Visualize the difference between the best and worst performing experiments.

In [None]:
# Find best and worst experiments
all_experiments = yr.get_experiments(tags=["results-demo"])

# Get final accuracy for each
final_accuracies = [
    (exp.id, exp.get_metric('train_accuracy')[-1], 
     exp.get_param('learning_rate'), exp.get_param('epochs'))
    for exp in all_experiments
]

# Sort by accuracy
final_accuracies.sort(key=lambda x: x[1])

worst_id, worst_acc, worst_lr, worst_epochs = final_accuracies[0]
best_id, best_acc, best_lr, best_epochs = final_accuracies[-1]
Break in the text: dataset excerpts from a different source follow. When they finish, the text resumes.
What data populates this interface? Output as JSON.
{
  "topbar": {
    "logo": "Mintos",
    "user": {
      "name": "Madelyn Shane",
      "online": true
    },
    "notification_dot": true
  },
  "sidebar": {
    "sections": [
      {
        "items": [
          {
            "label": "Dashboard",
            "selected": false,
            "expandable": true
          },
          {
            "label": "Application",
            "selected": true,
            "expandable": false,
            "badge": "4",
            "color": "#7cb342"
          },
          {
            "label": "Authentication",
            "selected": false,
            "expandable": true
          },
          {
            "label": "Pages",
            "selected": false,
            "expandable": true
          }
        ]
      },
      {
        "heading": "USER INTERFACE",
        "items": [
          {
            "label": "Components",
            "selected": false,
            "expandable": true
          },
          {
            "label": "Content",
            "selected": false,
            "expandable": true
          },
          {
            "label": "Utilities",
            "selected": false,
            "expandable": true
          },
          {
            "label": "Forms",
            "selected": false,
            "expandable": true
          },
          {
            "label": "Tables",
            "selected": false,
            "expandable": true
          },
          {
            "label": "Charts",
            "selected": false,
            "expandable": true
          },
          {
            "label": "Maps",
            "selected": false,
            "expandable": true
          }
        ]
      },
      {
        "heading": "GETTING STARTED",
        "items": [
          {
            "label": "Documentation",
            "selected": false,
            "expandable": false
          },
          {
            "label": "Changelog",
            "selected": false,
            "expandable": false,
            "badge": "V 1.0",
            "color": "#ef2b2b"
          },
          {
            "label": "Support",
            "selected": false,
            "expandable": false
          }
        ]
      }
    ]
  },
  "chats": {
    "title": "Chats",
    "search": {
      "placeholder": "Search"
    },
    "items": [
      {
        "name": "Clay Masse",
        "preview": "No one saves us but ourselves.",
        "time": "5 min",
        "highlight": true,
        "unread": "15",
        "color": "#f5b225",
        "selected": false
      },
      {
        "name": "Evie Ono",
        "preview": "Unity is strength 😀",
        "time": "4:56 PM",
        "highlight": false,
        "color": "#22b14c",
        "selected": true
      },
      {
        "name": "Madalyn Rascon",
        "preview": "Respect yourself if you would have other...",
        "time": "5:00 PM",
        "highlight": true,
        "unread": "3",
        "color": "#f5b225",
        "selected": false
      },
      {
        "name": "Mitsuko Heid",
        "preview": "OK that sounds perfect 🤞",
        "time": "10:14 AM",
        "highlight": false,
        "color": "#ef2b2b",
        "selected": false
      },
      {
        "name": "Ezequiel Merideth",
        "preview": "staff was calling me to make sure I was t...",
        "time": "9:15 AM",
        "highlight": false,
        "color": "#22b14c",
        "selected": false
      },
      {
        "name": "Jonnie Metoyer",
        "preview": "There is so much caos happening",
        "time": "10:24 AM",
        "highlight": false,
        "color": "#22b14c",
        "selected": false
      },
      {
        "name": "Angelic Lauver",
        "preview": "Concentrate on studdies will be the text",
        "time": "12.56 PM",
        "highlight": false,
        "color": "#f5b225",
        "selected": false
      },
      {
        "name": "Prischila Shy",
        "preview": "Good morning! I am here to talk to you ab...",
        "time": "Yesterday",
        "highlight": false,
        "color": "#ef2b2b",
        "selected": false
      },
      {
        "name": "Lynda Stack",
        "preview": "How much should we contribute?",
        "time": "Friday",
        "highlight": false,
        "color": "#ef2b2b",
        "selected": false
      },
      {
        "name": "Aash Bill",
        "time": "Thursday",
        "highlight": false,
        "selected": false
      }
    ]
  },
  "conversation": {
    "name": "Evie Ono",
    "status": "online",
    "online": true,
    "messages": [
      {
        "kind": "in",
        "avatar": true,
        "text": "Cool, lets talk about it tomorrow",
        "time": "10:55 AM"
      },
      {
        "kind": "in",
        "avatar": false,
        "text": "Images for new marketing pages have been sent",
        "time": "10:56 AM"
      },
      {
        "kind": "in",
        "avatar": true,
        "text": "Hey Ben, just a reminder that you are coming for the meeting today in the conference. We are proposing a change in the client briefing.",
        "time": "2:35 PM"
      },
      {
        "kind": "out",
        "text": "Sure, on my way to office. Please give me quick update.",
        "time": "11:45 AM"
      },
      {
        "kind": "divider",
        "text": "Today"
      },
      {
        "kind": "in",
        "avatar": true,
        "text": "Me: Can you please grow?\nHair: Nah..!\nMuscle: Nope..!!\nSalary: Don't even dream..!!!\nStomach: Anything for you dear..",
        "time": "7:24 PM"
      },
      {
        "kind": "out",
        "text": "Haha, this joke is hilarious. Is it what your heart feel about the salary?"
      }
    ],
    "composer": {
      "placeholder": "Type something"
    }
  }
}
print(f"Worst: {worst_id} - {worst_acc:.4f} (lr={worst_lr:.4f}, epochs={worst_epochs})")
print(f"Best:  {best_id} - {best_acc:.4f} (lr={best_lr:.4f}, epochs={best_epochs})")

# Plot comparison
yr.plot_metrics(
    ["train_accuracy", "train_loss"],
    ids=[worst_id, best_id],
    subplot_layout=(2, 1),
    figsize=(10, 8),
    title="Best vs Worst Experiment"
);

## Key Takeaways

✅ **Basic Plotting:**
- `yr.plot_metrics(metric, ids=[...])` - Single experiment
- `yr.plot_metrics([metric1, metric2], ...)` - Multiple metrics
- `yr.plot_metrics(metric, tags=[...])` - Multiple experiments

✅ **Organization:**
- `label_by` - Determines line colors and legend labels
- `subplot_by` - Creates separate subplots by parameter
- `subplot_layout` - Controls subplot arrangement (rows, cols)

✅ **Customization:**
- `title`, `xlabel`, `ylabel` - Custom labels
- `figsize` - Figure dimensions
- `return_axes=True` - Get axes for advanced customization
- `show=False` - Suppress immediate display

✅ **Advanced:**
- `group_by` - Statistical aggregation (for replicate runs)
- `show_ci`, `show_std` - Confidence intervals and standard deviation
- Building blocks: `extract_metrics_df()` for custom analysis

✅ **Best Practices:**
- Use `label_by` to make legends readable
- Use `subplot_by` to organize comparisons
- Combine with pandas for filtering
- Use building blocks for custom visualizations

## Summary

The `plot_metrics()` function provides a flexible, progressive API:
- **Beginners:** Simple one-liners for common plots
- **Intermediate:** Parameters for organizing and labeling
- **Advanced:** Building blocks for custom analysis

All plots use publication-ready defaults (colorblind-safe, clean styling) but can be fully customized when needed.